C3H8 (g) + 5 O2 (g) → 3 CO2 (g) + 4 H2O (g)
w = -PΔV = – 1.00 atm x -1.95 L = 1.95 L⋅atm
\(\displaystyle w\;=\;1.95\;L⋅atm\times\frac{101\;J}{1\;L⋅atm}\;=\;197\;J\;=\mathbf{0.197\;kJ}\)
Next, convert the 7.65 g of propane to moles of propane. The molar mass of propane is 44.1 g/mol
\(\displaystyle 7.65\;g\times\frac{1\;mol}{44.1\;g}\;=\;0.173\;mol\;propane\)

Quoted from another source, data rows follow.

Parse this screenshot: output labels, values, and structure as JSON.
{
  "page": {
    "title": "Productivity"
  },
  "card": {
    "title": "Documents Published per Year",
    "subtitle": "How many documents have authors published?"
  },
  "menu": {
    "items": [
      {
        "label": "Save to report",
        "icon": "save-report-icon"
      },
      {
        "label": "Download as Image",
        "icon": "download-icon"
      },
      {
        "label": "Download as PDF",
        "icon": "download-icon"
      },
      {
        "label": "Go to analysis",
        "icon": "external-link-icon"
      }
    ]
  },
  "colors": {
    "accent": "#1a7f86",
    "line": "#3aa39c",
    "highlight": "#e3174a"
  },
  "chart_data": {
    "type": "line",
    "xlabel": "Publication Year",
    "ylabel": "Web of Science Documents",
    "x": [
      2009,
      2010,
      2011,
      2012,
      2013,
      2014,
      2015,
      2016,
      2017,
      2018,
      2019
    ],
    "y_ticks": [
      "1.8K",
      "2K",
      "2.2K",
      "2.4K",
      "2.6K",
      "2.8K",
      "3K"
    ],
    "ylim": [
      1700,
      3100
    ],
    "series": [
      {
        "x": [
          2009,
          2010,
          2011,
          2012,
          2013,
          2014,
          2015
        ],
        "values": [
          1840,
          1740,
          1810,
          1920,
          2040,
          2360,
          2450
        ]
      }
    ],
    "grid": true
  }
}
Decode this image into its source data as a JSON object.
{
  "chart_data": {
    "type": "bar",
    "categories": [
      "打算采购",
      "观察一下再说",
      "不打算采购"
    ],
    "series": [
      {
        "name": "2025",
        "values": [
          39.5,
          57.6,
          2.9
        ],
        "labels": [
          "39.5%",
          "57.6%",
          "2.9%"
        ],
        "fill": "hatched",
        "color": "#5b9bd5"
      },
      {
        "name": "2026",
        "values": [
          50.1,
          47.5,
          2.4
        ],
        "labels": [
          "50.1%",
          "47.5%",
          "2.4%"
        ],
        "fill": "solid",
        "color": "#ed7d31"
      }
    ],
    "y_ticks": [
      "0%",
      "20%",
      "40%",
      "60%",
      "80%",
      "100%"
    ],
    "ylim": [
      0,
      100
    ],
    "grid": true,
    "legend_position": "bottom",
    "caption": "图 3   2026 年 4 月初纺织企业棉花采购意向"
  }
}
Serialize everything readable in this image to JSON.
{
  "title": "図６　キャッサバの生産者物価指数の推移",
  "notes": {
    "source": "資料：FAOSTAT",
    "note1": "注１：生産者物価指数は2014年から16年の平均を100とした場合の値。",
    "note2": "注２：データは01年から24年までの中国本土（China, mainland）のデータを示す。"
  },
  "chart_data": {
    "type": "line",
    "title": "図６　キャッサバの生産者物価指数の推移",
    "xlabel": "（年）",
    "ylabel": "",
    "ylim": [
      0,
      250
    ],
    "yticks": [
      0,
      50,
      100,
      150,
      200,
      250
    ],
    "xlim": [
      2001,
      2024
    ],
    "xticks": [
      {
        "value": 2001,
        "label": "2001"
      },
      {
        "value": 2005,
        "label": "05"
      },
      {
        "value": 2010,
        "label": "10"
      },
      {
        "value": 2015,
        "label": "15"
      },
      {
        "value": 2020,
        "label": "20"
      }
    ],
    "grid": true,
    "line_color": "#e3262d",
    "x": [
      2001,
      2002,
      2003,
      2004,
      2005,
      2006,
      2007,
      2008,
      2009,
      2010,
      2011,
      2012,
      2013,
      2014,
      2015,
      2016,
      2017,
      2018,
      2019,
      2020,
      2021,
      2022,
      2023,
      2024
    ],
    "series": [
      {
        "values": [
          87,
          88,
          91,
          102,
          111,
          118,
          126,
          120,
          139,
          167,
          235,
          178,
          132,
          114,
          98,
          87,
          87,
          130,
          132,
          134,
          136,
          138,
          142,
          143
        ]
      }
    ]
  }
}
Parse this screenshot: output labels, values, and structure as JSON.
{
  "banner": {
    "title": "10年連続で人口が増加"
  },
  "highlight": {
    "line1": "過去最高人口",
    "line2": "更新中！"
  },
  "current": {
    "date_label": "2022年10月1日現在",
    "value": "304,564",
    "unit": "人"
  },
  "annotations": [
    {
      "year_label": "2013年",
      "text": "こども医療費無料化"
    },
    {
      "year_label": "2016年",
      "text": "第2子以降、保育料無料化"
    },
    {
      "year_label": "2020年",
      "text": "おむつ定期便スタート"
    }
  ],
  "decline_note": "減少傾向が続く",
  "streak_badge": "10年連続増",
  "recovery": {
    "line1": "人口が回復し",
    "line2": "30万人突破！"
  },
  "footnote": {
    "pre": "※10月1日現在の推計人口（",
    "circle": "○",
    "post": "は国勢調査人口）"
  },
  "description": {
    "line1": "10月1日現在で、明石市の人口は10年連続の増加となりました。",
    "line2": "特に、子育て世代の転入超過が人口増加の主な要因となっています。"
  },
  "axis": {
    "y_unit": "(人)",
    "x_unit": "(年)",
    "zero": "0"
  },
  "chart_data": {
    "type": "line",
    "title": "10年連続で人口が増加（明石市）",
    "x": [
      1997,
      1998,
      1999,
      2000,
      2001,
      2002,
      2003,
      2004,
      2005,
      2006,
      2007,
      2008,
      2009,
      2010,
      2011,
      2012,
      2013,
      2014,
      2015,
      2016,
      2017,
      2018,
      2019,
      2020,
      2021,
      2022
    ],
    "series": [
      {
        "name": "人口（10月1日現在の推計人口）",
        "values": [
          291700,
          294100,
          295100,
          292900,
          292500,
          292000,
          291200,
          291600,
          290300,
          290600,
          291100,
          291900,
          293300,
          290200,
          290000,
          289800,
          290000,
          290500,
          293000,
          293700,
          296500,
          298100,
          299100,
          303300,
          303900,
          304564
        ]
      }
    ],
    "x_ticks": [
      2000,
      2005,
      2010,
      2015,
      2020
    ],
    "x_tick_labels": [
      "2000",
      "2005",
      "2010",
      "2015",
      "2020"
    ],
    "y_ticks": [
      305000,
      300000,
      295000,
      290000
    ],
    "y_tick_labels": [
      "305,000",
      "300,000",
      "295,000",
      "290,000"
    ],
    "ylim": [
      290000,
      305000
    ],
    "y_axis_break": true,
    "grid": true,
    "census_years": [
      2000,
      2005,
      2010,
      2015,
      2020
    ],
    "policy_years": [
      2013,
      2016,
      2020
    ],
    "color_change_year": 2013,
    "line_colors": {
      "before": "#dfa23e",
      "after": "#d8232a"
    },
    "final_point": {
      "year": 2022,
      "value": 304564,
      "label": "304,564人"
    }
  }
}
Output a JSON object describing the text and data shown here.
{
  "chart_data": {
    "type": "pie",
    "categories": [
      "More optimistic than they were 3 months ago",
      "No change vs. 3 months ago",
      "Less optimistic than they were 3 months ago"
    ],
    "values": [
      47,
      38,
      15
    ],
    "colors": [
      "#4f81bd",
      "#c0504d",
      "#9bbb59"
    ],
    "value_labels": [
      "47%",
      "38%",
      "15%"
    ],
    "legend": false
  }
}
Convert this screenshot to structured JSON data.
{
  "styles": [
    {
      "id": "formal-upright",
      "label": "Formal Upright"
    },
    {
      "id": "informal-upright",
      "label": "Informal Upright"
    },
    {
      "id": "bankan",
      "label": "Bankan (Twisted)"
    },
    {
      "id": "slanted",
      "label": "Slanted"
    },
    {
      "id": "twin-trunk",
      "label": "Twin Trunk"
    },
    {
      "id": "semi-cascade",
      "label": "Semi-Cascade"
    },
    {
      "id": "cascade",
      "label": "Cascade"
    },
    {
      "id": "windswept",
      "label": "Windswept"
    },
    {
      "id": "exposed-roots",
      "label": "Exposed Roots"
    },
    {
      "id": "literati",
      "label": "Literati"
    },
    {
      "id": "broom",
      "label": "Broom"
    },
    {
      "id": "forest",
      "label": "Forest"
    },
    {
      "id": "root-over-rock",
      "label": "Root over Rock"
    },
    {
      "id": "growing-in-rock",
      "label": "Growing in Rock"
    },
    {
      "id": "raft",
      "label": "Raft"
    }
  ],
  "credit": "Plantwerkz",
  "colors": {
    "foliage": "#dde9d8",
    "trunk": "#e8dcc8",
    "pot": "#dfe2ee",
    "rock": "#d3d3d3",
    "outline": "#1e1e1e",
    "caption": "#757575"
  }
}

It is stated in the problem that 2043.0 kJ of heat is evolved if one mole of propane is reacted. We need to calculate the heat released when 0.173 moles of propane is reacted.
\(\displaystyle 0.173\;mol\times\frac{2043.0\;kJ}{1\;mol}\;=\;353.0\;kJ\)
Now, calculate ΔE
ΔE = q + w = -353.0 kJ + 0.197 kJ = -352.8 kJ
Note, the amount of work done is small compared to the amount of heat released.